Faith groups, a prominent sector of civil society, are taking on a more engaged role in the effort to restore land and prevent further land degradation in Africa as part of a larger drive to shape beliefs, behavior and actions towards greener and more sustainable development in the continent.
The move comes as countries and their partners are increasingly focused on restoring land to help secure livelihoods, economic growth, and food security.
Faith groups are key partners for TerrAfrica, an African-driven global partnership that aims to address land degradation and promote a multi-sectoral, coordinated approach that involves governments, international organizations and civil society members.
“Faith groups are important stakeholders for the World Bank,” said Magda Lovei, Practice Manager for the Environment andNatural Resources Global Practice at the World Bank. “They offer a unique and unparalleled opportunity to access grassroots communities.”

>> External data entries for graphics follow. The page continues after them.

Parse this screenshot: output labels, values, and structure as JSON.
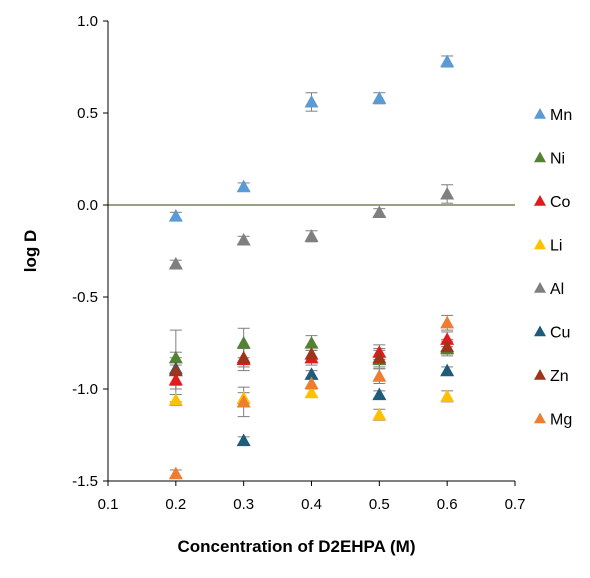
{
  "chart_data": {
    "type": "scatter",
    "title": "",
    "xlabel": "Concentration of D2EHPA (M)",
    "ylabel": "log D",
    "xlim": [
      0.1,
      0.7
    ],
    "ylim": [
      -1.5,
      1.0
    ],
    "xticks": [
      "0.1",
      "0.2",
      "0.3",
      "0.4",
      "0.5",
      "0.6",
      "0.7"
    ],
    "yticks": [
      "1.0",
      "0.5",
      "0.0",
      "-0.5",
      "-1.0",
      "-1.5"
    ],
    "grid": false,
    "reference_line_y": 0,
    "legend_position": "right",
    "x": [
      0.2,
      0.3,
      0.4,
      0.5,
      0.6
    ],
    "series": [
      {
        "name": "Mn",
        "color": "#5B9BD5",
        "values": [
          -0.06,
          0.1,
          0.56,
          0.58,
          0.78
        ],
        "error": [
          0.02,
          0.02,
          0.05,
          0.03,
          0.03
        ]
      },
      {
        "name": "Ni",
        "color": "#548235",
        "values": [
          -0.83,
          -0.75,
          -0.75,
          -0.84,
          -0.78
        ],
        "error": [
          0.15,
          0.08,
          0.04,
          0.05,
          0.04
        ]
      },
      {
        "name": "Co",
        "color": "#E31A1C",
        "values": [
          -0.95,
          -0.84,
          -0.83,
          -0.8,
          -0.73
        ],
        "error": [
          0.12,
          0.06,
          0.04,
          0.04,
          0.04
        ]
      },
      {
        "name": "Li",
        "color": "#FFC000",
        "values": [
          -1.06,
          -1.05,
          -1.02,
          -1.14,
          -1.04
        ],
        "error": [
          0.03,
          0.03,
          0.02,
          0.03,
          0.03
        ]
      },
      {
        "name": "Al",
        "color": "#7F7F7F",
        "values": [
          -0.32,
          -0.19,
          -0.17,
          -0.04,
          0.06
        ],
        "error": [
          0.02,
          0.02,
          0.03,
          0.02,
          0.05
        ]
      },
      {
        "name": "Cu",
        "color": "#1F5C7A",
        "values": [
          -0.89,
          -1.28,
          -0.92,
          -1.03,
          -0.9
        ],
        "error": [
          0.02,
          0.02,
          0.02,
          0.02,
          0.02
        ]
      },
      {
        "name": "Zn",
        "color": "#A0331C",
        "values": [
          -0.9,
          -0.83,
          -0.81,
          -0.83,
          -0.77
        ],
        "error": [
          0.1,
          0.05,
          0.04,
          0.05,
          0.04
        ]
      },
      {
        "name": "Mg",
        "color": "#ED7D31",
        "values": [
          -1.46,
          -1.07,
          -0.97,
          -0.93,
          -0.64
        ],
        "error": [
          0.02,
          0.08,
          0.03,
          0.04,
          0.04
        ]
      }
    ]
  }
}
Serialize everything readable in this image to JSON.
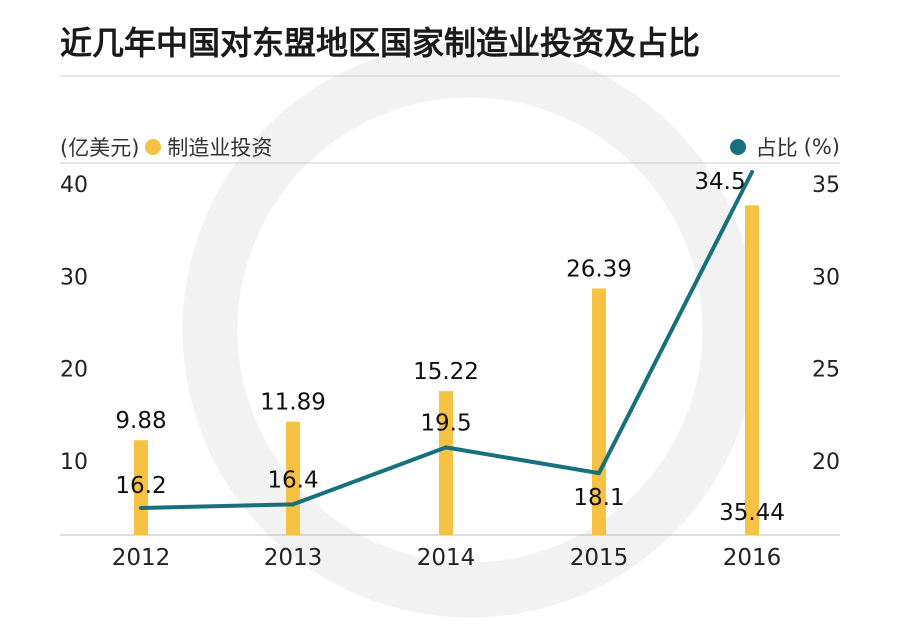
{
  "chart_data": {
    "type": "bar+line",
    "title": "近几年中国对东盟地区国家制造业投资及占比",
    "categories": [
      "2012",
      "2013",
      "2014",
      "2015",
      "2016"
    ],
    "series": [
      {
        "name": "制造业投资",
        "type": "bar",
        "axis": "left",
        "values": [
          9.88,
          11.89,
          15.22,
          26.39,
          35.44
        ],
        "color": "#f6c244",
        "labels": [
          "9.88",
          "11.89",
          "15.22",
          "26.39",
          "35.44"
        ]
      },
      {
        "name": "占比",
        "type": "line",
        "axis": "right",
        "values": [
          16.2,
          16.4,
          19.5,
          18.1,
          34.5
        ],
        "color": "#17707e",
        "labels": [
          "16.2",
          "16.4",
          "19.5",
          "18.1",
          "34.5"
        ]
      }
    ],
    "left_axis": {
      "label": "(亿美元)",
      "ticks": [
        "10",
        "20",
        "30",
        "40"
      ]
    },
    "right_axis": {
      "label": "(%)",
      "ticks": [
        "20",
        "25",
        "30",
        "35"
      ]
    },
    "legend_placement": "top",
    "grid": false
  }
}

The involvement of faith groups is of particular importance in Africa, where 90% of the population is religious (describing themselves as Christian or Muslim). For the past four years, a World Bank team working on environment and natural resources has partnered with the Alliance of Religions and Conservation (ARC) to work with faith groups in restoring land and preventing further land degradation in Africa.
Success in the use of a landscape approach to build the resilience of both ecosystems and people requires the involvement of all actors. Each one has an important role to play in making resilient landscapes a reality. As stated in "Enhancing Resilience in African Drylands" report, the collaborative actions of farmers on steep slopes in tandem with concerted actions by herders to reduce grazing pressures will have greater impact on the land restoration than fragmented or individual efforts alone.
Already, the TerrAfrica/ARC partnership has supported 27 faith groups—with a potential reach of 184 million people—as they prepared long-term plans to care for the environment. The plans, which are based on each group's core beliefs, practices and teachings, include commitments to sustainable and resilient land management, water conservation, and environmental education.
These achievements were celebrated at Buckingham Palace in December, at an event with religious leaders from all faiths hosted by Prince Philip who founded ARC as a broker between religions and environment groups.